Lambert didn’t go to gaol. Instead, that afternoon, after Dr. Foxdale had pronounced him fit enough, two footmen escorted him to Eastbourne, where he was turned over to Captain Muldoon, along with a long letter from Lord Mountvale. He would be in His Majesty’s Navy for six years or until he died, whichever came first.
There was nothing more that Rohan could think of doing. He found Susannah this time with Ozzy Harker, in deep discussion. “ . . . Aye, yer ladyship, there be many methods we see at the cat racing course. There’s old Mr. Bittle wot stands over ’is poor gray tabby and claps ’is mitts together real loud, right in the kitter’s ears. Scares the poor kitter out o’ ’er wits. She do run, fur all stiff, tail blossomed out, but most the time, she runs unner the skirts o’ the nearest lady.”
She smiled, for it was amusing, but she was thinking: I have to stop this. Everyone is calling me my lady. It is a horrible mistake. I must leave.
“Thank you, Ozzy. I have something important I must see to now.”

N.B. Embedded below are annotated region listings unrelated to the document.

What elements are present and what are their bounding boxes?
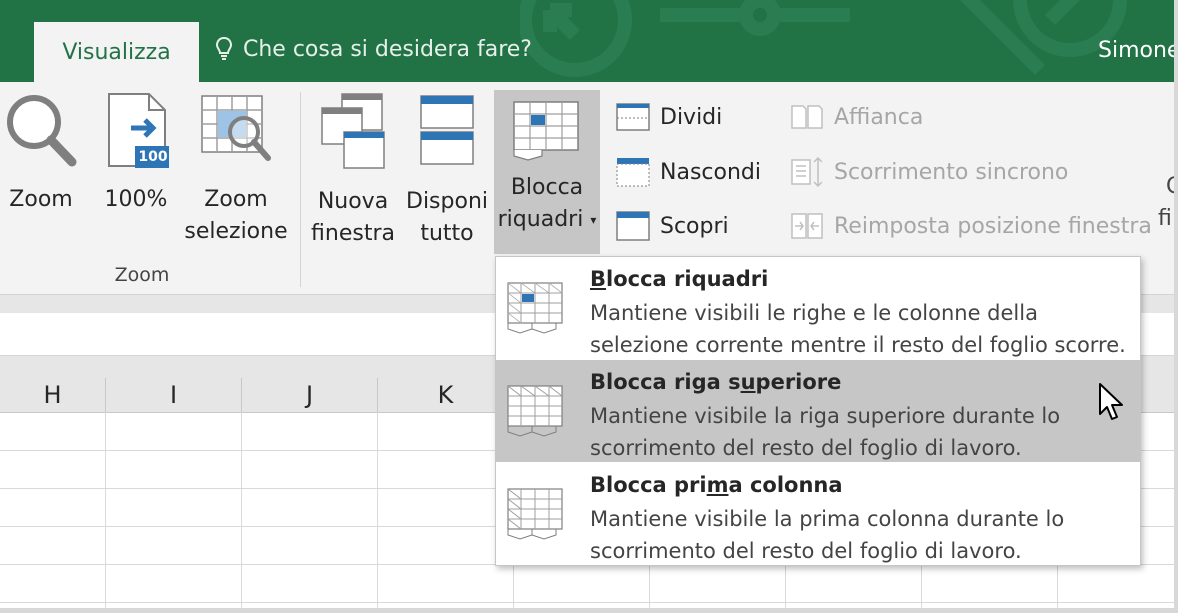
menu-item-description: Mantiene visibile la riga superiore dura… [590, 404, 1061, 460]
zoom-label: Zoom [9, 187, 73, 212]
freeze-panes-menu: Blocca riquadri Mantiene visibili le rig… [495, 256, 1141, 566]
grid-line [0, 602, 1174, 603]
zoom-selection-label-2: selezione [184, 219, 288, 244]
freeze-panes-label-1: Blocca [510, 175, 584, 200]
zoom-button[interactable]: Zoom [2, 92, 80, 212]
zoom-selection-label-1: Zoom [204, 187, 268, 212]
mouse-pointer-icon [1099, 383, 1123, 420]
grid-line [377, 412, 378, 608]
freeze-first-column-icon [507, 488, 563, 540]
freeze-panes-icon [513, 101, 579, 161]
new-window-button[interactable]: Nuova finestra [310, 92, 396, 252]
sync-scroll-button[interactable]: Scorrimento sincrono [790, 156, 1068, 188]
group-separator [300, 92, 301, 287]
zoom-selection-icon [201, 95, 271, 161]
magnifier-icon [7, 95, 77, 167]
tab-visualizza[interactable]: Visualizza [34, 22, 199, 82]
menu-item-freeze-top-row[interactable]: Blocca riga superiore Mantiene visibile … [496, 360, 1140, 462]
side-by-side-button[interactable]: Affianca [790, 102, 923, 132]
zoom-100-badge: 100 [138, 149, 168, 165]
reset-position-icon [791, 213, 823, 239]
arrange-all-icon [420, 95, 474, 165]
cut-off-button-label-2: fi [1158, 206, 1172, 231]
sync-scroll-label: Scorrimento sincrono [834, 159, 1069, 185]
grid-line [105, 412, 106, 608]
lightbulb-icon [215, 36, 233, 60]
menu-item-title: Blocca riga superiore [590, 370, 842, 394]
new-window-label-1: Nuova [317, 189, 389, 214]
column-header-j[interactable]: J [242, 378, 378, 412]
freeze-panes-button[interactable]: Blocca riquadri ▾ [494, 90, 600, 254]
menu-item-title: Blocca riquadri [590, 267, 769, 291]
unhide-button[interactable]: Scopri [616, 210, 729, 242]
user-name[interactable]: Simone [1098, 38, 1178, 63]
sync-scroll-icon [791, 156, 823, 188]
freeze-top-row-icon [507, 385, 563, 437]
arrange-all-button[interactable]: Disponi tutto [404, 92, 490, 252]
menu-item-freeze-panes[interactable]: Blocca riquadri Mantiene visibili le rig… [496, 257, 1140, 359]
zoom-group-label: Zoom [114, 264, 170, 286]
reset-position-label: Reimposta posizione finestra [834, 213, 1152, 239]
new-window-icon [321, 93, 385, 169]
grid-line [241, 412, 242, 608]
zoom-selection-button[interactable]: Zoom selezione [184, 92, 288, 252]
split-label: Dividi [660, 104, 723, 130]
menu-item-description: Mantiene visibili le righe e le colonne … [590, 301, 1126, 357]
side-by-side-label: Affianca [834, 104, 924, 130]
split-button[interactable]: Dividi [616, 102, 722, 132]
zoom-100-label: 100% [104, 187, 168, 212]
menu-item-freeze-first-column[interactable]: Blocca prima colonna Mantiene visibile l… [496, 463, 1140, 565]
column-header-k[interactable]: K [378, 378, 514, 412]
dropdown-arrow-icon: ▾ [590, 213, 597, 227]
column-header-i[interactable]: I [106, 378, 242, 412]
circuit-decoration-icon [520, 0, 1127, 77]
arrange-all-label-1: Disponi [406, 189, 488, 214]
zoom-100-button[interactable]: 100 100% [96, 92, 176, 212]
window-edge [0, 608, 1178, 613]
side-by-side-icon [791, 105, 823, 129]
title-bar: Visualizza Che cosa si desidera fare? Si… [0, 0, 1178, 82]
tell-me-search[interactable]: Che cosa si desidera fare? [215, 36, 532, 62]
freeze-panes-label-2: riquadri ▾ [497, 207, 597, 232]
hide-button[interactable]: Nascondi [616, 156, 761, 188]
arrange-all-label-2: tutto [420, 221, 474, 246]
tell-me-placeholder: Che cosa si desidera fare? [243, 36, 532, 62]
window-edge [1174, 0, 1178, 613]
hide-window-icon [616, 158, 650, 187]
unhide-label: Scopri [660, 213, 729, 239]
menu-item-description: Mantiene visibile la prima colonna duran… [590, 507, 1065, 563]
menu-item-title: Blocca prima colonna [590, 473, 843, 497]
reset-position-button[interactable]: Reimposta posizione finestra [790, 210, 1152, 242]
unhide-window-icon [616, 211, 650, 241]
new-window-label-2: finestra [311, 221, 395, 246]
split-icon [616, 103, 650, 131]
column-header-h[interactable]: H [0, 378, 106, 412]
freeze-panes-icon [507, 282, 563, 334]
hide-label: Nascondi [660, 159, 761, 185]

She walked away from him, her head down, and Rohan knew exactly what she was thinking. He followed her to, of all places, his estate room. He blinked when he saw her very quietly, very slowly, open his desk drawers, one after the other. He watched her pull out his strongbox. Unfortunately for her, it was locked.

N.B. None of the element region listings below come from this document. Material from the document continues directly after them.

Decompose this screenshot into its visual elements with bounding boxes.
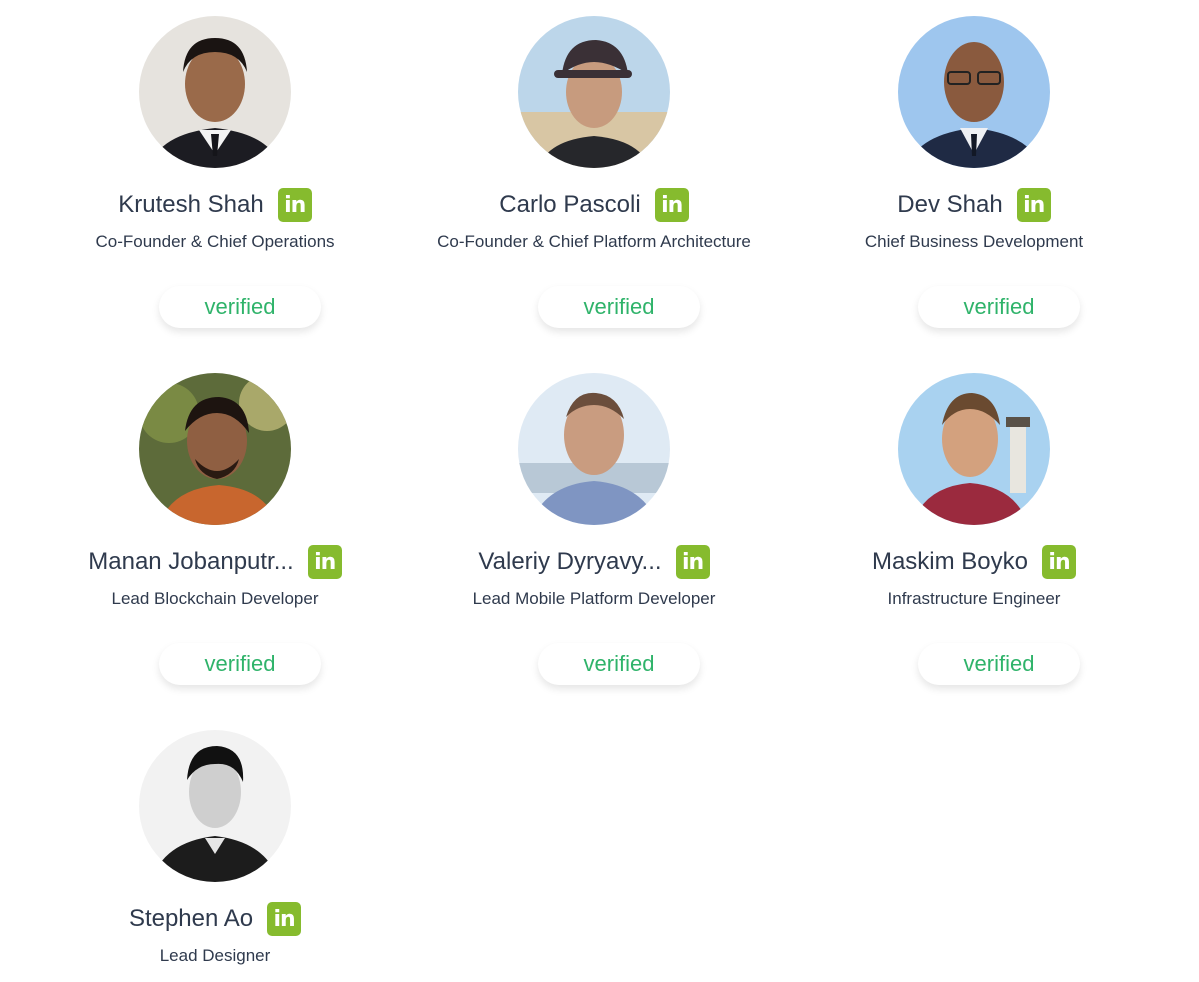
member-title: Co-Founder & Chief Operations bbox=[95, 232, 335, 251]
avatar bbox=[898, 16, 1050, 168]
linkedin-icon[interactable]: in bbox=[307, 545, 342, 579]
linkedin-icon[interactable]: in bbox=[277, 188, 312, 222]
verified-badge: verified bbox=[918, 286, 1080, 328]
team-grid: Krutesh Shah in Co-Founder & Chief Opera… bbox=[0, 0, 1199, 982]
linkedin-icon[interactable]: in bbox=[267, 902, 302, 936]
avatar bbox=[139, 730, 291, 882]
team-member-card: Carlo Pascoli in Co-Founder & Chief Plat… bbox=[404, 0, 784, 340]
linkedin-icon[interactable]: in bbox=[1016, 188, 1051, 222]
team-member-card: Maskim Boyko in Infrastructure Engineer … bbox=[784, 357, 1164, 697]
verified-badge: verified bbox=[918, 643, 1080, 685]
member-title: Infrastructure Engineer bbox=[887, 589, 1061, 608]
member-title: Lead Blockchain Developer bbox=[111, 589, 319, 608]
avatar bbox=[139, 373, 291, 525]
avatar bbox=[898, 373, 1050, 525]
member-name: Manan Jobanputr... bbox=[88, 548, 294, 575]
avatar bbox=[139, 16, 291, 168]
team-member-card: Manan Jobanputr... in Lead Blockchain De… bbox=[25, 357, 405, 697]
linkedin-icon[interactable]: in bbox=[1042, 545, 1077, 579]
team-member-card: Krutesh Shah in Co-Founder & Chief Opera… bbox=[25, 0, 405, 340]
member-title: Lead Designer bbox=[159, 946, 271, 965]
team-member-card: Dev Shah in Chief Business Development v… bbox=[784, 0, 1164, 340]
member-name: Stephen Ao bbox=[128, 905, 254, 932]
verified-badge: verified bbox=[159, 643, 321, 685]
verified-badge: verified bbox=[538, 286, 700, 328]
member-name: Krutesh Shah bbox=[118, 191, 264, 218]
verified-badge: verified bbox=[159, 286, 321, 328]
linkedin-icon[interactable]: in bbox=[654, 188, 689, 222]
team-member-card: Stephen Ao in Lead Designer bbox=[25, 714, 405, 982]
linkedin-icon[interactable]: in bbox=[675, 545, 710, 579]
avatar bbox=[518, 373, 670, 525]
member-name: Valeriy Dyryavy... bbox=[478, 548, 662, 575]
avatar bbox=[518, 16, 670, 168]
member-name: Dev Shah bbox=[897, 191, 1003, 218]
member-title: Chief Business Development bbox=[864, 232, 1084, 251]
member-name: Maskim Boyko bbox=[871, 548, 1029, 575]
member-name: Carlo Pascoli bbox=[499, 191, 641, 218]
team-member-card: Valeriy Dyryavy... in Lead Mobile Platfo… bbox=[404, 357, 784, 697]
verified-badge: verified bbox=[538, 643, 700, 685]
member-title: Co-Founder & Chief Platform Architecture bbox=[437, 232, 751, 251]
member-title: Lead Mobile Platform Developer bbox=[472, 589, 716, 608]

“Don’t you think it would be easier to marry me than be hauled in front of the magistrate? Stealing money is frowned upon, you know.”
Susannah sighed deeply. She rattled the strongbox once again, then put it back in the bottom drawer of the desk. “I would have paid you back,” she said, her voice as dull as the consommé she made for her father whenever his innards rebelled against too much whiskey.
“How?”
That hit its mark. She stood straight and tall, like a veritable Diana. All she needed was a bow and arrows. Her chin went up. “Why, I think I just might go to Oxford and find myself a protector who will pay me more than ten pounds a quarter.”

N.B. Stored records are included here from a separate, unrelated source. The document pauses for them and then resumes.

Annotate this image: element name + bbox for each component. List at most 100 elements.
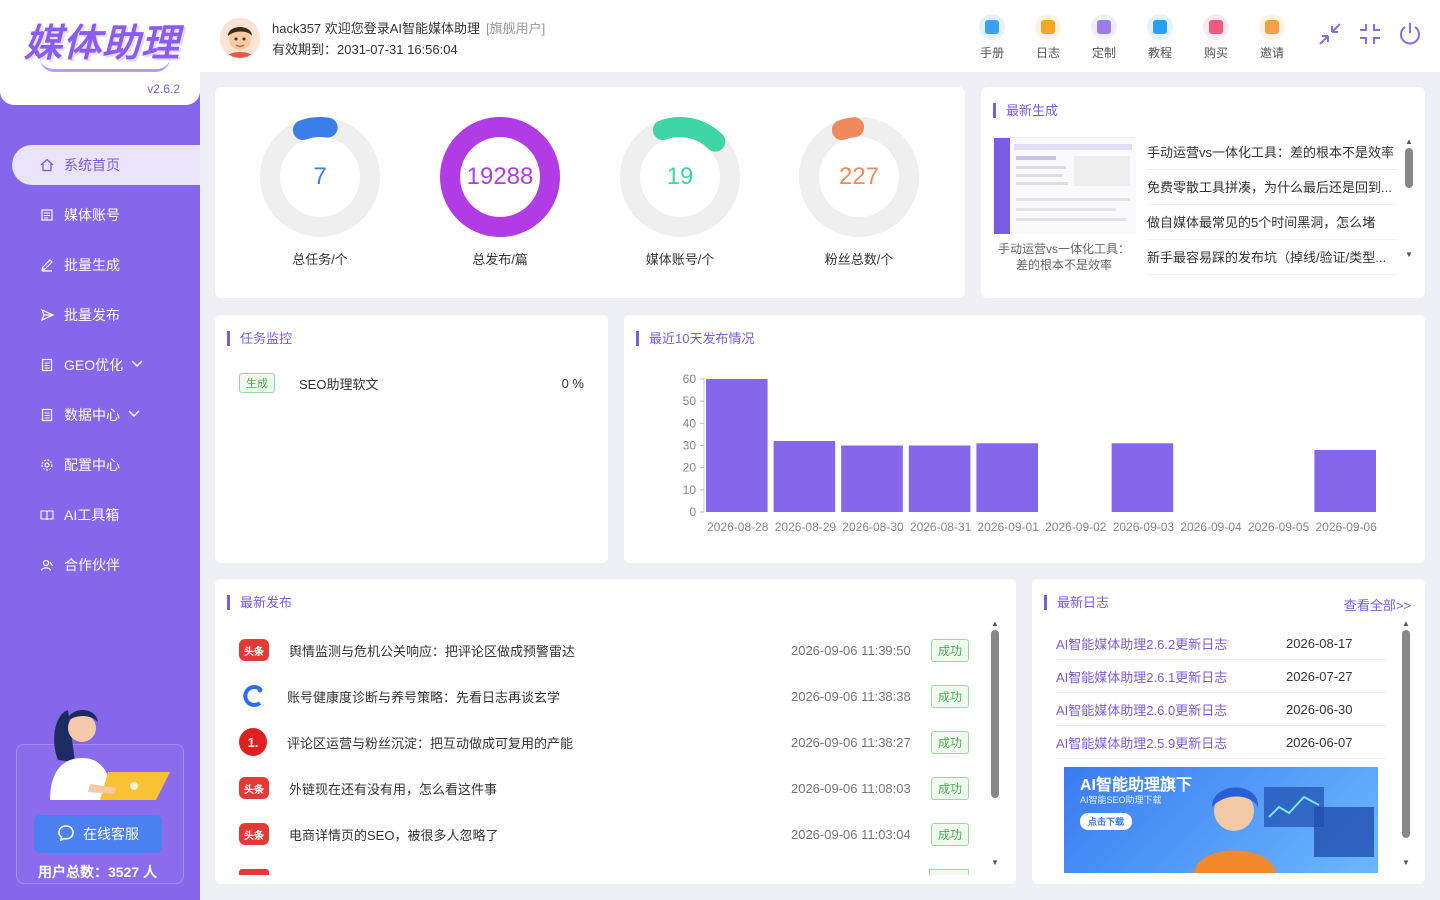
log-row[interactable]: AI智能媒体助理2.6.1更新日志 2026-07-27 — [1056, 660, 1386, 693]
thumbnail-caption: 手动运营vs一体化工具：差的根本不是效率 — [997, 242, 1130, 272]
generated-item[interactable]: 做自媒体最常见的5个时间黑洞，怎么堵 — [1147, 205, 1397, 240]
status-badge: 成功 — [930, 822, 969, 846]
chevron-down-icon — [131, 359, 143, 371]
task-name: SEO助理软文 — [299, 376, 379, 392]
toolbar-button-1[interactable]: 日志 — [1028, 14, 1068, 61]
welcome-message: hack357 欢迎您登录AI智能媒体助理 — [272, 21, 481, 36]
stat-value: 7 — [313, 163, 327, 190]
tool-icon — [1259, 14, 1285, 40]
toolbar-button-2[interactable]: 定制 — [1084, 14, 1124, 61]
toolbar-button-5[interactable]: 邀请 — [1252, 14, 1292, 61]
sidebar-item-4[interactable]: GEO优化 — [0, 345, 200, 385]
stat-label: 粉丝总数/个 — [824, 252, 894, 267]
stat-ring: 7 — [260, 117, 380, 237]
sidebar-item-2[interactable]: 批量生成 — [0, 245, 200, 285]
chart-bar[interactable] — [1314, 449, 1376, 512]
publish-bar-chart: 0 10 20 30 40 50 60 2026-08-28 2026-08-29 2026-08… — [683, 372, 1378, 534]
version-label: v2.6.2 — [147, 82, 180, 96]
sidebar-item-8[interactable]: 合作伙伴 — [0, 545, 200, 585]
list-icon — [40, 208, 54, 222]
log-row[interactable]: AI智能媒体助理2.5.9更新日志 2026-06-07 — [1056, 726, 1386, 759]
power-icon[interactable] — [1396, 20, 1424, 48]
cblue-icon — [239, 682, 267, 710]
download-banner[interactable]: AI智能助理旗下 AI智能SEO助理下载 点击下载 — [1064, 767, 1378, 873]
task-row[interactable]: 生成 SEO助理软文 0 % — [239, 373, 584, 393]
sidebar-item-7[interactable]: AI工具箱 — [0, 495, 200, 535]
header: hack357 欢迎您登录AI智能媒体助理 [旗舰用户] 有效期到：2031-07… — [200, 0, 1440, 72]
publish-time: 2026-09-06 11:38:27 — [790, 734, 911, 750]
sidebar-item-label: AI工具箱 — [64, 507, 120, 523]
sidebar-item-6[interactable]: 配置中心 — [0, 445, 200, 485]
publish-row[interactable]: 头条 外链现在还有没有用，怎么看这件事 2026-09-06 11:08:03 成功 — [239, 765, 969, 811]
doc-icon — [40, 358, 54, 372]
chart-bar[interactable] — [841, 445, 903, 513]
yidian-icon: 1. — [239, 728, 267, 756]
tool-icon — [1203, 14, 1229, 40]
collapse-arrows-icon[interactable] — [1316, 20, 1344, 48]
y-tick-label: 60 — [683, 372, 697, 386]
stat-value: 19288 — [466, 163, 534, 190]
task-monitor-title: 任务监控 — [227, 331, 292, 346]
banner-illustration-icon — [1194, 787, 1374, 873]
x-tick-label: 2026-08-28 — [707, 520, 769, 534]
status-badge: 成功 — [930, 638, 969, 662]
fullscreen-icon[interactable] — [1356, 20, 1384, 48]
toolbar-button-3[interactable]: 教程 — [1140, 14, 1180, 61]
sidebar-item-label: 系统首页 — [64, 157, 120, 173]
publish-title: 舆情监测与危机公关响应：把评论区做成预警雷达 — [289, 643, 576, 659]
publish-time: 2026-09-06 11:38:38 — [790, 688, 911, 704]
generated-item[interactable]: 免费零散工具拼凑，为什么最后还是回到... — [1147, 170, 1397, 205]
latest-log-card: 最新日志 查看全部>> AI智能媒体助理2.6.2更新日志 2026-08-17 A… — [1032, 579, 1425, 884]
home-icon — [40, 158, 54, 172]
user-total: 用户总数：3527 人 — [38, 864, 158, 880]
tool-label: 定制 — [1091, 46, 1116, 60]
latest-thumbnail[interactable] — [993, 137, 1136, 234]
publish-chart-card: 最近10天发布情况 0 10 20 30 40 50 60 2026-08-28 2026-08… — [624, 315, 1425, 563]
publish-row[interactable]: 头条 舆情监测与危机公关响应：把评论区做成预警雷达 2026-09-06 11:39… — [239, 627, 969, 673]
toolbar-button-0[interactable]: 手册 — [972, 14, 1012, 61]
latest-publish-scrollbar[interactable]: ▲ ▼ — [991, 619, 999, 869]
log-row[interactable]: AI智能媒体助理2.6.2更新日志 2026-08-17 — [1056, 627, 1386, 660]
avatar[interactable] — [220, 18, 260, 58]
x-tick-label: 2026-08-30 — [842, 520, 904, 534]
publish-row[interactable]: 1. 评论区运营与粉丝沉淀：把互动做成可复用的产能 2026-09-06 11:38… — [239, 719, 969, 765]
sidebar-item-5[interactable]: 数据中心 — [0, 395, 200, 435]
sidebar-item-1[interactable]: 媒体账号 — [0, 195, 200, 235]
publish-row[interactable]: 头条 电商详情页的SEO，被很多人忽略了 2026-09-06 11:03:04 成功 — [239, 811, 969, 857]
sidebar-item-label: GEO优化 — [64, 357, 124, 373]
chart-bar[interactable] — [908, 445, 971, 513]
view-all-link[interactable]: 查看全部>> — [1344, 595, 1411, 614]
latest-generated-list: 手动运营vs一体化工具：差的根本不是效率 免费零散工具拼凑，为什么最后还是回到..… — [1147, 135, 1397, 275]
log-row[interactable]: AI智能媒体助理2.6.0更新日志 2026-06-30 — [1056, 693, 1386, 726]
support-illustration-icon — [50, 710, 170, 800]
user-tag: [旗舰用户] — [486, 21, 546, 36]
generated-item[interactable]: 新手最容易踩的发布坑（掉线/验证/类型... — [1147, 240, 1397, 275]
publish-row[interactable]: 账号健康度诊断与养号策略：先看日志再谈玄学 2026-09-06 11:38:38… — [239, 673, 969, 719]
x-tick-label: 2026-08-29 — [775, 520, 837, 534]
chart-bar[interactable] — [773, 441, 836, 512]
generated-item[interactable]: 手动运营vs一体化工具：差的根本不是效率 — [1147, 135, 1397, 170]
tool-label: 手册 — [979, 46, 1004, 60]
chart-bar[interactable] — [1111, 443, 1174, 512]
tool-icon — [979, 14, 1005, 40]
welcome-text: hack357 欢迎您登录AI智能媒体助理 [旗舰用户] — [272, 18, 545, 37]
toutiao-icon: 头条 — [239, 777, 269, 799]
chat-icon — [57, 824, 75, 845]
latest-log-scrollbar[interactable]: ▲ ▼ — [1402, 619, 1410, 869]
logo-swoosh — [40, 58, 170, 72]
online-support-button[interactable]: 在线客服 — [34, 815, 162, 853]
latest-publish-card: 最新发布 头条 舆情监测与危机公关响应：把评论区做成预警雷达 2026-09-06 … — [215, 579, 1016, 884]
y-tick-label: 30 — [683, 439, 697, 453]
toolbar-button-4[interactable]: 购买 — [1196, 14, 1236, 61]
chart-bar[interactable] — [976, 443, 1038, 512]
y-tick-label: 10 — [683, 483, 697, 497]
online-support-label: 在线客服 — [83, 826, 139, 842]
sidebar-item-3[interactable]: 批量发布 — [0, 295, 200, 335]
latest-generated-scrollbar[interactable]: ▲ ▼ — [1405, 137, 1413, 271]
tool-icon — [1035, 14, 1061, 40]
sidebar-item-0[interactable]: 系统首页 — [12, 145, 200, 185]
gear-icon — [40, 458, 54, 472]
latest-generated-card: 最新生成 手动运营vs一体化工具：差的根本不是效率 手动运营vs一体化工具：差的… — [981, 87, 1425, 298]
stat-label: 总任务/个 — [292, 252, 348, 267]
chart-bar[interactable] — [706, 379, 768, 512]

“You know, Susannah, George’s problem was that he didn’t know how to prevent you conceiving a child. And it never even occurred to you. If Marianne had never been born, then he could have continued enjoying you without worrying about offspring. You told me he didn’t come around much the past two years. That was because he was terrified of getting you pregnant again.”
She hadn’t thought of that; she had only felt the pain of rejection. “A man of your reputation—why, how could you possibly know what George thought or planned? Maybe it wasn’t at all like that horrible man Lambert said. Maybe he was just talking to me like that because he wanted to hurt me. I did escape him and you did shoot him.”
“That’s possible, but not at all to the point. Why don’t we just put an end to all this? Marry me, Susannah. I will fetch us a special license on the morrow. The local vicar, Mr. Byam, is a lifelong friend of the Carrington family. He would never betray us. He can marry us the next day. Then you won’t have to worry about stealing money from me.”
“No, that’s true. I would just have to worry about which one of your women you were with when you weren’t with me.”
“I know. That’s an insurmountable problem, isn’t it? A man of my reputation has much to live up to, doesn’t he? Perhaps we could just forget about all my women.” He waved his hands in front of him like a magician, and snapped his fingers. “There! The problem’s gone. What do you say?”
“George betrayed me. I couldn’t bear to marry another man who wouldn’t even pretend he wasn’t betraying me.”
“Perhaps,” he said very slowly, very carefully, “perhaps you and I could consider never betraying each other. There would be just the two of us. We would provide all of the entertainment for each other. I believe I could make that vow. Could you?”